La figura del presidente incide su tutto e su tutti. C’è da augurarsi che chi attualmente muove i fili, sappia mantenere il giusto equilibrio, un sano ordine e la corretta armonia all’interno del gruppo, dando supporto e non facendo mancare nulla, dallo staff tecnico ai calciatori. Le vittorie di una squadra partono da lontano, non dipendono solo dai calciatori e necessario che tutti i componenti remino in un’unica direzione. Nei momenti di difficoltà è essenziale fare scudo e fare quadrato, tutti assieme.

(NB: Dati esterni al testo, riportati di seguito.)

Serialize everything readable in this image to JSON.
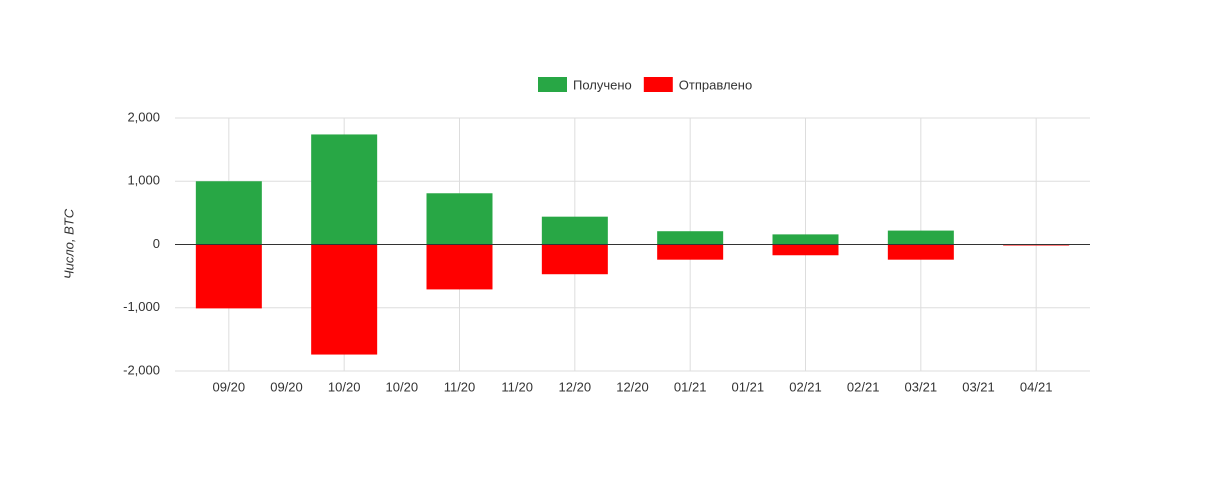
{
  "chart_data": {
    "type": "bar",
    "y_label": "Число, BTC",
    "categories": [
      "09/20",
      "09/20",
      "10/20",
      "10/20",
      "11/20",
      "11/20",
      "12/20",
      "12/20",
      "01/21",
      "01/21",
      "02/21",
      "02/21",
      "03/21",
      "03/21",
      "04/21"
    ],
    "series": [
      {
        "name": "Получено",
        "color": "#28a745",
        "values": [
          1000,
          null,
          1740,
          null,
          810,
          null,
          440,
          null,
          210,
          null,
          160,
          null,
          220,
          null,
          5
        ]
      },
      {
        "name": "Отправлено",
        "color": "#ff0000",
        "values": [
          -1010,
          null,
          -1740,
          null,
          -710,
          null,
          -470,
          null,
          -240,
          null,
          -170,
          null,
          -240,
          null,
          -10
        ]
      }
    ],
    "ylim": [
      -2000,
      2000
    ],
    "yticks": [
      {
        "value": -2000,
        "label": "-2,000"
      },
      {
        "value": -1000,
        "label": "-1,000"
      },
      0,
      {
        "value": 1000,
        "label": "1,000"
      },
      {
        "value": 2000,
        "label": "2,000"
      }
    ],
    "grid": true,
    "legend": "top"
  }
}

Poi, per molti giocatori sarà la prima volta in serie A, quindi, in alcuni prenderà il sopravvento la voglia di dimostrare quanto si vale, cercando di fare bene a prescindere da questa situazione legata al Trust. In più, un altro fattore che conterà per i calciatori, per avere serenità, risiederà anche nella certezza di avere gli stipendi pagati a fine mese.

Conosci bene Milan Đurić?

Si, abbastanza. Con Milan giocammo assieme una decina d’anni fa. Io ero a fine carriera, avevo già 33 anni, lui 18-19. Era un bel bestione. Era giovane e doveva affinarsi dal punto di vista tecnico, aveva già mostrato importanti qualità fisiche. Essendo così grosso, tanto alto, in caso di difficoltà si è sempre mostrato un calciatore utile per giocare la palla lunga. Di testa è molto bravo, fa salire la squadra. In lui risiedono qualità importanti volte a fare bene per una squadra “piccola” che deve salvarsi in serie A. Inoltre, Milan è anche arrivato in Nazionale, ha fatto la sua gavetta, ha fatto tanta serie B, quindi, si meriterebbe questa possibilità in massima serie. È un giocatore non sempre bellissimo da vedere, a tratti è un po’ macchinoso, però, sa anche dare delle soluzioni sorprendenti in area di rigore. Sarà interessante da scoprire in questa nuova categoria, affiancato da un buon centravanti d’esperienza.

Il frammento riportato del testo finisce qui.